Simply publishing a new instruction and expecting all active work to follow it creates predictable failure modes:

• Operators complete a job with mixed revisions and no clear evidence trail
• Inspection records no longer match the governing instruction revision
• ERP, MES, PLM, and QMS hold conflicting versions or effectivity dates
• Training acknowledgements lag the released instruction
• Rework is performed informally without approved dispositions
• Auditors or internal reviewers cannot reconstruct what happened to each unit

That does not automatically mean a noncompliance finding, but it does create avoidable traceability and evidence problems.

System coexistence in brownfield environments

In many aerospace plants, instruction changes originate in PLM or document control, execution happens in MES or paper/digital travelers, and dispositions live in QMS workflows, with ERP carrying order and revision context. That split matters.

If those systems are not tightly integrated, manufacturers need explicit controls for:

• Which system is the source of truth for released instruction revisions
• How work orders inherit or lock an instruction revision at release
• How holds and disposition decisions are communicated to the shop floor
• How rework or deviation instructions are linked back to the original job and unit
• How training status is checked before the new instruction becomes executable

Full replacement of MES, ERP, PLM, and QMS just to solve revision handling is often unrealistic in aerospace-grade environments.
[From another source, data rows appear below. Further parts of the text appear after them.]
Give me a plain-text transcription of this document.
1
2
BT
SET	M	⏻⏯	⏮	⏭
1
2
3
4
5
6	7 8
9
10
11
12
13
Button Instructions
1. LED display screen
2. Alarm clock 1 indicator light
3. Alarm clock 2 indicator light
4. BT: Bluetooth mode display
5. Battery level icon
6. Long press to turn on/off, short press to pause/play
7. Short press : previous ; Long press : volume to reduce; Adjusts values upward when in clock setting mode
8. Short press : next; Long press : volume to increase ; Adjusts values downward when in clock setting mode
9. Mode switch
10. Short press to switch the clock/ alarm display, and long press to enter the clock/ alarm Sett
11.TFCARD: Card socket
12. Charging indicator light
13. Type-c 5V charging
It commonly fails because of validation cost, qualification burden, downtime risk, integration complexity, and the fact that long-lived assets and established evidence trails cannot be disrupted casually. In practice, most manufacturers improve revision governance through targeted integration, status controls, and better effectivity logic rather than wholesale system replacement.

Minimum operational controls worth having

• Versioned instructions with approval history and effective dates
• Work order or unit-level locking of the governing revision at job start
• Automated or manual hold rules for in-process work when critical revisions change
• Disposition workflow for continue as is, switch at next operation, rework, scrap, or deviation
• Electronic or procedural capture of who performed work, when, and to which revision
• Change impact review across quality, engineering, operations, and training
• Traceable linkage between instruction changes and resulting NCR, CAPA, or rework records where applicable

If those controls are missing, the organization is likely relying on tribal knowledge and supervisor intervention, which is fragile under shift changes, outsourcing, or high-mix conditions.

Bottom line

Manufacturers should manage in-process work instruction changes by controlling effectivity and disposition at the unit or lot level, not by forcing a blanket cutover. Some work can continue on the prior revision, some must stop, and some requires formal rework or deviation. The right answer depends on the nature of the change, the execution state of the product, and how well document control, MES, QMS, ERP, and training records stay aligned.